NUKILAN.ID | BANDA ACEH – Universitas Bina Bangsa Getsempena (UBBG) menggelar pagelaran seni bertajuk Aceh Artspace di Taman Putroe Phang, Banda Aceh, Selasa (29/7/2026). Kegiatan ini menjadi wadah untuk memperkenalkan kekayaan seni dan budaya Aceh sekaligus mendorong generasi muda agar semakin mencintai warisan budaya daerah.
Pagelaran tersebut menampilkan kolaborasi beragam kesenian tradisional dari berbagai wilayah di Aceh. Berbagai pertunjukan tari, musik tradisional, vokal, hingga atraksi budaya disajikan dalam satu panggung sebagai gambaran keberagaman budaya Aceh.
Ketua pelaksana, Regina Rahmi, mengatakan Aceh Artspace dirancang sebagai ruang untuk mengenalkan budaya Aceh kepada masyarakat, baik di tingkat nasional maupun internasional. Ia menilai setiap pertunjukan mengandung nilai sejarah, filosofi, dan identitas budaya yang penting untuk terus dijaga.
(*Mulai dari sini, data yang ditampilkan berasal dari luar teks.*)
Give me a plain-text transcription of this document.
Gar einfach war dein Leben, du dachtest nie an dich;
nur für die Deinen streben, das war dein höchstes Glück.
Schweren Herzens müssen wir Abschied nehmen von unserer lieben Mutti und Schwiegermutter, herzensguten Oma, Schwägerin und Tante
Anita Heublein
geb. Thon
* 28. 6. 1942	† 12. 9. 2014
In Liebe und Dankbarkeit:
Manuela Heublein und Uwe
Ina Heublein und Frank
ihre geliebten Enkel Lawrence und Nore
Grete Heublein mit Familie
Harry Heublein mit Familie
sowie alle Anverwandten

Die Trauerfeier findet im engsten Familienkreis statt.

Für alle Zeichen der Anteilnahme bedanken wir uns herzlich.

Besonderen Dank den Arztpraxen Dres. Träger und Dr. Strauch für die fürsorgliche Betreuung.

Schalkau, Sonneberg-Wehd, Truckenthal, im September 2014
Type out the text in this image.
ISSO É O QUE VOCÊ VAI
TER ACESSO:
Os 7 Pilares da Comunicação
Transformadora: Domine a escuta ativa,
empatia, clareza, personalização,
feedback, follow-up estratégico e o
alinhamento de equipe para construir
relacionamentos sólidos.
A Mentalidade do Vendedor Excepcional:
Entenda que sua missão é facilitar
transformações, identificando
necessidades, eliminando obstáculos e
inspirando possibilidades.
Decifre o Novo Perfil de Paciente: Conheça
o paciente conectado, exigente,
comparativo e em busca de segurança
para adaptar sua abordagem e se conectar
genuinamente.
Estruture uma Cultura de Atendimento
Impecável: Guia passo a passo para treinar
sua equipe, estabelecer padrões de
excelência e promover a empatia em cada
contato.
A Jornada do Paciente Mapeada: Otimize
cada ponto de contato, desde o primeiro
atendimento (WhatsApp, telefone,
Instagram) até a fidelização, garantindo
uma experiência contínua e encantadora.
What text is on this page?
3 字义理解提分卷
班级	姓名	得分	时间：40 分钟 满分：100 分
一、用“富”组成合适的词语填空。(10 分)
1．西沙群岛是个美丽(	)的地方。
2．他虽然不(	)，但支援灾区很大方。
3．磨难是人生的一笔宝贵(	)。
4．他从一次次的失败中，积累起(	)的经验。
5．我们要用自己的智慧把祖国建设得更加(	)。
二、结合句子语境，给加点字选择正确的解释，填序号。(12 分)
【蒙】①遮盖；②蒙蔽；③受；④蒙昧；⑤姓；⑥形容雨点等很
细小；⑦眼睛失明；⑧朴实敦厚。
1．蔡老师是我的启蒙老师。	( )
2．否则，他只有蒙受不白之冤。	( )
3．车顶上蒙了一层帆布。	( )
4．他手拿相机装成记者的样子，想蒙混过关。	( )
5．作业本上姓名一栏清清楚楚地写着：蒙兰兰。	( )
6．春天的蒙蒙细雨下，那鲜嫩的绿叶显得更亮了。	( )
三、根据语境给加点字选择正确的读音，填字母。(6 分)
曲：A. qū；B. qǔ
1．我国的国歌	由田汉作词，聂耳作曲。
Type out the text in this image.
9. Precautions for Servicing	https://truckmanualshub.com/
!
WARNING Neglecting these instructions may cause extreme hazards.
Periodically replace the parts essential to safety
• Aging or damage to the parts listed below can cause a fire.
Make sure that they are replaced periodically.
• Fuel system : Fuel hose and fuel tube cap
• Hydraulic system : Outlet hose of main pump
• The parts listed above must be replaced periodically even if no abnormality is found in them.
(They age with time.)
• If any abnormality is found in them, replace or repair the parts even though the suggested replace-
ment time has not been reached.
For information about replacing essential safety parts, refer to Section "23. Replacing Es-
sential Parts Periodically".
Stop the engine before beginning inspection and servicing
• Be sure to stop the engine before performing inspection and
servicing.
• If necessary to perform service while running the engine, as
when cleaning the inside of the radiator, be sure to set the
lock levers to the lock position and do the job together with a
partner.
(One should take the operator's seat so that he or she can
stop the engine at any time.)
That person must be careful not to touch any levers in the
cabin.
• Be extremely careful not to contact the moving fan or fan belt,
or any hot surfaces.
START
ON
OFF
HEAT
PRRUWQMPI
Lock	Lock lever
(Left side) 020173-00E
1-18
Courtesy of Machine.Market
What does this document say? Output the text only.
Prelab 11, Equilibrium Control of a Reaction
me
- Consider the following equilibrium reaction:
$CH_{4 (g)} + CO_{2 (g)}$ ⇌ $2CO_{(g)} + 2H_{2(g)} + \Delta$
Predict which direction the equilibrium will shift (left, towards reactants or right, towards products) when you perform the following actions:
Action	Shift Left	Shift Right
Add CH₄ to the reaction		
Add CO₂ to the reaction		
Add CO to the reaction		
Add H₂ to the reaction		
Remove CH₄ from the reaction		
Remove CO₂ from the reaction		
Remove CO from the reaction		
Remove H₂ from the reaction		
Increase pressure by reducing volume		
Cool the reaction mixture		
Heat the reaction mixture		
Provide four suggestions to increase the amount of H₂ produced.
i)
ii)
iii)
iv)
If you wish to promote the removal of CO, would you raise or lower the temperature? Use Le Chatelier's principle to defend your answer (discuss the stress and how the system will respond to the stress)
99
“Melalui Aceh Artspace, kami ingin memperkenalkan kekayaan seni tradisional Aceh sekaligus menumbuhkan kecintaan generasi muda terhadap warisan budaya leluhur,” ujar Regina Rahmi.
Sejumlah kesenian tradisional yang ditampilkan meliputi Tari Saman, Tari Bines, Tari Guel, Didong, Rapai Geleng, Likok Pulo, hingga atraksi Top Daboh. Seluruh penampilan diiringi musik tradisional seperti Rapai dan Serune Kalee, serta vokal yang menggunakan berbagai bahasa daerah di Aceh.
Menurut Regina, kolaborasi berbagai seni tradisional tersebut mencerminkan persatuan di tengah keberagaman budaya Aceh. Setiap pertunjukan juga merepresentasikan sejarah, filosofi, dan identitas masyarakat dari berbagai daerah.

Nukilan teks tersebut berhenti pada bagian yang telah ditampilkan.